Use something like PandaDoc (https://pandoc.org/) and then run through some sort of similar algorithm to clean these too
Or hopefully someone has come up with something else that is way awesomer than this drudgery!
I am working on importing Google Docs into Logseq 0.10.8.
Seems to work quite well by copying all the Google Docs text, without highlighting the ToC nor the footnotes.
This is then easily pasted into a new Logseq 0.10.8 page.
The manual clean up work needed, which would be great if somehow automated, is :
tab/indent heading H2-H6, H1 is fine on the left margin of the page;
tab/indent text under headings H1-H6;
Citations looks like they’ll have to be manually added in using [^1] → bottom of page → [^1]: → type footnote text → increment numbers manually.
Automated citations/footnotes would be handy.

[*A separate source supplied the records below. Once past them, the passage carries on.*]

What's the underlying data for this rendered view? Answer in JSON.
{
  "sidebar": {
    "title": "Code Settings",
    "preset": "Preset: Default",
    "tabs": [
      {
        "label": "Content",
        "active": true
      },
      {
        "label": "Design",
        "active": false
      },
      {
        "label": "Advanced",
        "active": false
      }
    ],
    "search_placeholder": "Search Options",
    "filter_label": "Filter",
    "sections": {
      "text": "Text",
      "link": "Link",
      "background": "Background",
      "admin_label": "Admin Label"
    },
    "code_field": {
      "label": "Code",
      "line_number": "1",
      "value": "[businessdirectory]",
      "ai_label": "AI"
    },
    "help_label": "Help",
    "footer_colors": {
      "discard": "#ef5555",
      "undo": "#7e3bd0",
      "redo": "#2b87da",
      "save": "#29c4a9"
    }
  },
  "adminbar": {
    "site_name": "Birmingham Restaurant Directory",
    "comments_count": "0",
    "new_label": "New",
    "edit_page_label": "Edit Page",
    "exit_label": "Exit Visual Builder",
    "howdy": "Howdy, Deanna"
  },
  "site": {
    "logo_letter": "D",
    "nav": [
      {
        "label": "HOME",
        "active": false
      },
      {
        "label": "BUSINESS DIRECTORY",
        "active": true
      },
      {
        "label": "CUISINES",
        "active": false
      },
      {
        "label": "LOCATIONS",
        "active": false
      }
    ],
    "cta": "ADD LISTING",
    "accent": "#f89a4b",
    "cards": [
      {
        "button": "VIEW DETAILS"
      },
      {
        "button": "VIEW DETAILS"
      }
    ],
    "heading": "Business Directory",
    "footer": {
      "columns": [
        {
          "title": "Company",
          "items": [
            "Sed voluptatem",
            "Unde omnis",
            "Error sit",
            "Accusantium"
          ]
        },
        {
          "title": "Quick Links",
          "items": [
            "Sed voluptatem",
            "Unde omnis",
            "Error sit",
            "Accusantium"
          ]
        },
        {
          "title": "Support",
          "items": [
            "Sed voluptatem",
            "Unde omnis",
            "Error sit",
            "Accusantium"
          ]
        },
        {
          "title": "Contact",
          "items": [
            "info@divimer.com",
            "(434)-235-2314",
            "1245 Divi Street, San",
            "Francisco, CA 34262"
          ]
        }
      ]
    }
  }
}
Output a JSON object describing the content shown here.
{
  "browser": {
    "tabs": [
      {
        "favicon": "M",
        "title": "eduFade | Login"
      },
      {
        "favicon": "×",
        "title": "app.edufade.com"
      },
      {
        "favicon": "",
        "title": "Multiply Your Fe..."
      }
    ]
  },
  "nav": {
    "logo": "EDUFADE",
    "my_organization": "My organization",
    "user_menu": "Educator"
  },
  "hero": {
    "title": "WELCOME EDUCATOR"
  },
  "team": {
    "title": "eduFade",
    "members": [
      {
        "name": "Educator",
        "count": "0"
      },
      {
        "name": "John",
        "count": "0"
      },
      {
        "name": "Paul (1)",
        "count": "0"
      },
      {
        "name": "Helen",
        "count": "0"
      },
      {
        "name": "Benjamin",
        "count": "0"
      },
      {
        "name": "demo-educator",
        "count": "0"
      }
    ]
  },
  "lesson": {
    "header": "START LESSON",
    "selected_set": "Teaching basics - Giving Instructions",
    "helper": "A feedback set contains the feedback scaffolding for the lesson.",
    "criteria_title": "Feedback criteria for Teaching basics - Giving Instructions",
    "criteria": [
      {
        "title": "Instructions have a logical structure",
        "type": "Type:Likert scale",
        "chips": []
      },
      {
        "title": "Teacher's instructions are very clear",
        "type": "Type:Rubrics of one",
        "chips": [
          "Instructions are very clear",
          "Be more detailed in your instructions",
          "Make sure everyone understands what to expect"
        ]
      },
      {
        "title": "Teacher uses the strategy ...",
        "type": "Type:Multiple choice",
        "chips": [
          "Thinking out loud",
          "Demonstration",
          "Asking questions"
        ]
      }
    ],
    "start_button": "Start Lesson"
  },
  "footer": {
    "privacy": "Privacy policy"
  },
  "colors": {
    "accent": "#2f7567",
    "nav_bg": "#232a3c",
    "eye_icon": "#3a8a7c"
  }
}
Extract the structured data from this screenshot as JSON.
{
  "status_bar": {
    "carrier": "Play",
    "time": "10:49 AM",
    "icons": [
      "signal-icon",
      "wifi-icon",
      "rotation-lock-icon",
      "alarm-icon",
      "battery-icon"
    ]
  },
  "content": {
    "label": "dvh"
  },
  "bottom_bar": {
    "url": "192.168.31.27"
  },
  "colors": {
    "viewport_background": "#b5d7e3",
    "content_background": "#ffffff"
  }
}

I suppose that (1) the imported TOC do not have headings, and (2) the first proper heading of a document is not indented itself. You need only to discard everything before the first heading:
let str = textOfTheMarkdownDocument;
str = str.substring(str.indexOf('\n- #') + 1);
Thank you, I’m now researching how to parse the regex to imported gdocs as .md files.
Bullet threading appears to be the Logseq terminology.
I have installed the Bullet threading pluging, however does not seem to be applying to another imported doc as per screenshot. This the headers cleaned up and I must have manually tabbed the sub header and the text belonging to the upper part.
FYI you don’t have to do that stuff within Logseq. Any scripting method that is able to read and write to plain text files within your filesystem suffices. If you run macOS, then the built-in Script Editor (or even Shortcuts) is good enough to get the job done.